“Hesaplanmış Sessiz Manipülasyon Yoluyla İşlenen Suçlar ve Yasal Boyut'' kitabından sonra ikinci kitabı “Sessiz Şiddet'' ile dikkatleri üzerine çeken Av. Serra Taşköprü yazdığı 3. Kitabı ''Sessiz Aşk Terapisi'' ile bir üçlemeye imza atarak büyük ses getirdi.

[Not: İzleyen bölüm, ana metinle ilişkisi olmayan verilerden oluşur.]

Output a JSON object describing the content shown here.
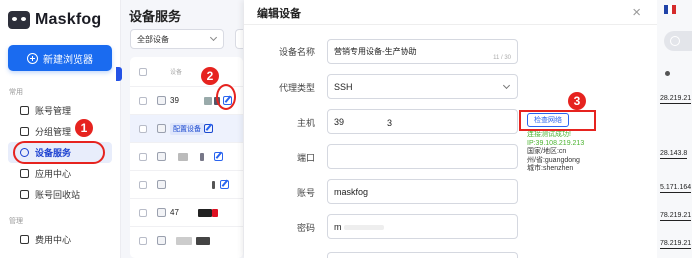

Sessiz muamele, genel anlamıyla karşıdakinin davranışlarını yok saymak üzerine kurulu olduğunu ifade eden Taşköprü “Bunu arkadaşlık, evlilik, aile, çocuklar gibi her türlü sosyal ilişkide görmek mümkün. Sessiz muamele çoğu durumda olası tartışmaları veya çatışmaları engeller. Ancak bazen bu davranışların hedefindeki kişi, karşı taraf bunu açıkça belli etmediği için karşıtlığı anlamayabilir” diyor.

“SESSİZLİK GÜNÜMÜZÜN EN BÜYÜK MANİPÜLE ETME BİÇİMİ”

Avukat Serra Taşköprü'den Sarsıcı Bir Deneme: "Beni Linç Eder misiniz?" Avukat Serra Taşköprü'den Sarsıcı Bir Deneme: "Beni Linç Eder misiniz?"

Bir olay karşısındaki sessizliğin ve tepkisizliğin de bir tür olumsuz manipüle etme biçimi olduğunu belirten Av. Serra Taşköprü, "Bu tür bir manipülasyon fiziksel, psikolojik ve zihinsel rahatsızlıklara yol açtığından uygulayıcının, maruz kalanı çevresine hastalıklı bir kişi gibi göstermesi kolay oluyor. Uygulayıcı, maruz kalanı hasta etme amacı gütmese bile maruz kalan bu durumdan ötürü hastalanacaktır. Sessiz muameleye maruz kalan bir insan oldukça yoğun negatif duyguların kurbanı olabilir. Bir insanı yok saymak, o insana değer vermediğinizi veya o insanın hiçbir anlam ifade etmediğini gösterir. Tüm bunlar, zalim ve soğuk bir sessizlik hali içinde daha da sağlıksız bir boyut alabilir; buna maruz kalan kişi bu durumu nasıl yorumlayacağını dahi bilemeyebilir" dedi.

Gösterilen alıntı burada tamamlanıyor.